Hultgren was involved in the "Slide Fire" which was located in the Running Springs and Lake Arrowhead area for 56 hours. His strike team's normal duty is to protect structure, but due to the sparsely spread-out personnel, they battled the fire on hot grounds and steep terrain taking out hot spots to prevent additional breakouts.
"We were used like 'wildland' firefighters using hand tools and small hoses to put out the fire in the forest and mountainous terrain," said Hultgren.

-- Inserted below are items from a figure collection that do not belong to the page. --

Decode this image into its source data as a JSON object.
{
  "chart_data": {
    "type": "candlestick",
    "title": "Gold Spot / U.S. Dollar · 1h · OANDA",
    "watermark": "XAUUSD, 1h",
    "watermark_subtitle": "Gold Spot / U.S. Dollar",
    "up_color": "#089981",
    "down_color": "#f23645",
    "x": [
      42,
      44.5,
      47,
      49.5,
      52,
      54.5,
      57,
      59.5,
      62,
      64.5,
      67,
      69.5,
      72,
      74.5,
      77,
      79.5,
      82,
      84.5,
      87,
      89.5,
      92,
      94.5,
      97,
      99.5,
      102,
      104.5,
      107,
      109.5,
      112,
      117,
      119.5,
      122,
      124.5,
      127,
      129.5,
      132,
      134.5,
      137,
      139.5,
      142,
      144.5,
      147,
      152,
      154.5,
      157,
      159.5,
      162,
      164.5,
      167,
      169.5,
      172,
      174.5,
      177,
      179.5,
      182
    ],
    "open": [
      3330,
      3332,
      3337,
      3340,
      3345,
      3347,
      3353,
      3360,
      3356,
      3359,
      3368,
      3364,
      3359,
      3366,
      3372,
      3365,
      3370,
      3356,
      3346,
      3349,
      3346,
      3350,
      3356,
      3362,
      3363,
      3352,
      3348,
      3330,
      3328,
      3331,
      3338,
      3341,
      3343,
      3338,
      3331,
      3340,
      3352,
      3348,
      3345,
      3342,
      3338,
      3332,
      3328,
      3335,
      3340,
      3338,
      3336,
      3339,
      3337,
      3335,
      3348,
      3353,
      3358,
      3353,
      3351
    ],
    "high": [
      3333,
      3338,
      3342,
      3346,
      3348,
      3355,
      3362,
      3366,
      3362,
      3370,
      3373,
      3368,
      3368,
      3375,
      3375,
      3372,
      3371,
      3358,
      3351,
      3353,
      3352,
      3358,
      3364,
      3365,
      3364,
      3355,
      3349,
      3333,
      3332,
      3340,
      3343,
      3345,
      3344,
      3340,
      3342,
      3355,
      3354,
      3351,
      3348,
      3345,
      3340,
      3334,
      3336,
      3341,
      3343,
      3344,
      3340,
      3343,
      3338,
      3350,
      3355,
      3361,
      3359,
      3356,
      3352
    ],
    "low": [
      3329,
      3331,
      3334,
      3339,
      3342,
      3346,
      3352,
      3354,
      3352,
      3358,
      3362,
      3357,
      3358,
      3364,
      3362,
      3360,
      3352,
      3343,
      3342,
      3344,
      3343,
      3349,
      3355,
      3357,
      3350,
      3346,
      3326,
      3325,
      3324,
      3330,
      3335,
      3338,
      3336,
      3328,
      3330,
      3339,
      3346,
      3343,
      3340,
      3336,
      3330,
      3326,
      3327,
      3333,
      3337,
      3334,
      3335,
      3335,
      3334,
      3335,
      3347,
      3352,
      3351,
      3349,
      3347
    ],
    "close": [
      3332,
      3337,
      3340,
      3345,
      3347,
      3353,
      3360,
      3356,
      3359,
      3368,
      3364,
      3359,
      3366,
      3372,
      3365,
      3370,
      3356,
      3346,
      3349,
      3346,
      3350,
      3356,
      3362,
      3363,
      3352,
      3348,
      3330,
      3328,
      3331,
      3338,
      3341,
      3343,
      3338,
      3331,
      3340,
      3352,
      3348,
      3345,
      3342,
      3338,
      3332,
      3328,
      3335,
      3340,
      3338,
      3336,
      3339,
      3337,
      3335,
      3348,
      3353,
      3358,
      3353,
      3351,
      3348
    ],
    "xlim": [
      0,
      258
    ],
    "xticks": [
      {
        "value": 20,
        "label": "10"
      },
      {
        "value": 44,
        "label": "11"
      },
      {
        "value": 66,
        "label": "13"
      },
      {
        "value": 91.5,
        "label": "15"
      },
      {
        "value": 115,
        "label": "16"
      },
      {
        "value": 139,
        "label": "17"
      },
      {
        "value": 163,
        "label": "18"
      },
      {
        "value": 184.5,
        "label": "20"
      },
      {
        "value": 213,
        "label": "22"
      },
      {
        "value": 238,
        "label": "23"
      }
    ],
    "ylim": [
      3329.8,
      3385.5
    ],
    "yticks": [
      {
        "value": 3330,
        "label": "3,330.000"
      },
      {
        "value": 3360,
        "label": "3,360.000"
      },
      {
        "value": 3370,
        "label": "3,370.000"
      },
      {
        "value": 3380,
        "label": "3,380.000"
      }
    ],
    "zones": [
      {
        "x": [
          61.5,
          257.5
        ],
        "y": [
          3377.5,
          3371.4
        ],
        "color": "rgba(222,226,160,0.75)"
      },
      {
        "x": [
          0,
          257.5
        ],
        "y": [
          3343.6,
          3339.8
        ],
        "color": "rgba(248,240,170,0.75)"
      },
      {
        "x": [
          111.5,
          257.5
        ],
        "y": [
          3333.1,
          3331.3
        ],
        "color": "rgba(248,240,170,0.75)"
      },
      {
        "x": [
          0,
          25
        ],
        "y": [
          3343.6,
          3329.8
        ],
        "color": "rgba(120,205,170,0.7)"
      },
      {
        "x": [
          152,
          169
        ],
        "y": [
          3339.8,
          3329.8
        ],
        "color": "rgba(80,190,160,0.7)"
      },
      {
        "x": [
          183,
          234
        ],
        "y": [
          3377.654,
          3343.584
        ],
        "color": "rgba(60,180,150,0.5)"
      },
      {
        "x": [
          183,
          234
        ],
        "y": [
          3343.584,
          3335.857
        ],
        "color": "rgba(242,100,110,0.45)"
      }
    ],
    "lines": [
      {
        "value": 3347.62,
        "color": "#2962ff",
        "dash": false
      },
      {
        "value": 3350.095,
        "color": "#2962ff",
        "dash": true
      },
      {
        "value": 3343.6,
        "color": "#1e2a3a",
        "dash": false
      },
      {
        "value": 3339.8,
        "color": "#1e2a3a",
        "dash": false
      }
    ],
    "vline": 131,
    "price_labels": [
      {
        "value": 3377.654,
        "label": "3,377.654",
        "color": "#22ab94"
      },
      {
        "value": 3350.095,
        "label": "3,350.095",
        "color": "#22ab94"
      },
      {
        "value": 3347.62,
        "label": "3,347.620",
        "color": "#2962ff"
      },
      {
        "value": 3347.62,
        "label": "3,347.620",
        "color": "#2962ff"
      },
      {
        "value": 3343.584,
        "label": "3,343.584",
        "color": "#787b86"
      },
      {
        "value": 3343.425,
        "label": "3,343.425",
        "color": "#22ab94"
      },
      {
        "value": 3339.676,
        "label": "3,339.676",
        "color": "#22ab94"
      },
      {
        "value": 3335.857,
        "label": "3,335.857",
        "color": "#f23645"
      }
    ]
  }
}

The fire victims' emotions ran high and mixed as resources and response time ran low due to the widely scattered locations of the wildfires. The "Slide Fire" was the last to start and took longer for the firefighters and other emergency crews to reach the area.
"By the time we got there, there were a lot of houses lost," said Hultgren. "Some people threw eggs at some of the firefighters while others were trying to feed us and gave us a place to sleep."
Amidst the wildfires, firefighters were also on call to protect the city and to replace other firefighters out battling the wildfires and other fires within the city. Regular shifts were from 12 to 24 hours but some spent from 72 to 120 hours straight to fill in the gaps for personnel out on the fire scene.
"As soon as I got to my station, a 4-alarm fire broke out just north of the Burbank Airport," said Hultgren. "It was an industrial building and we fought the fire for almost three hours." This fire was over-shadowed by the wildfires and was hardly mentioned by the news services.
Hultgren views being a firefighter like being in the military with its members having a common goal - to fight the fire--their 'enemy.'
"We consider this type of fire our 'combat' and we will work as hard and as long as it takes to get it under control," he said. "The fire service has been a 'Brotherhood' for a long time, not to exclude women from that statement," he added. "We all share the same ideals and goals, much like the in the Air Force and military in general ... proud to serve."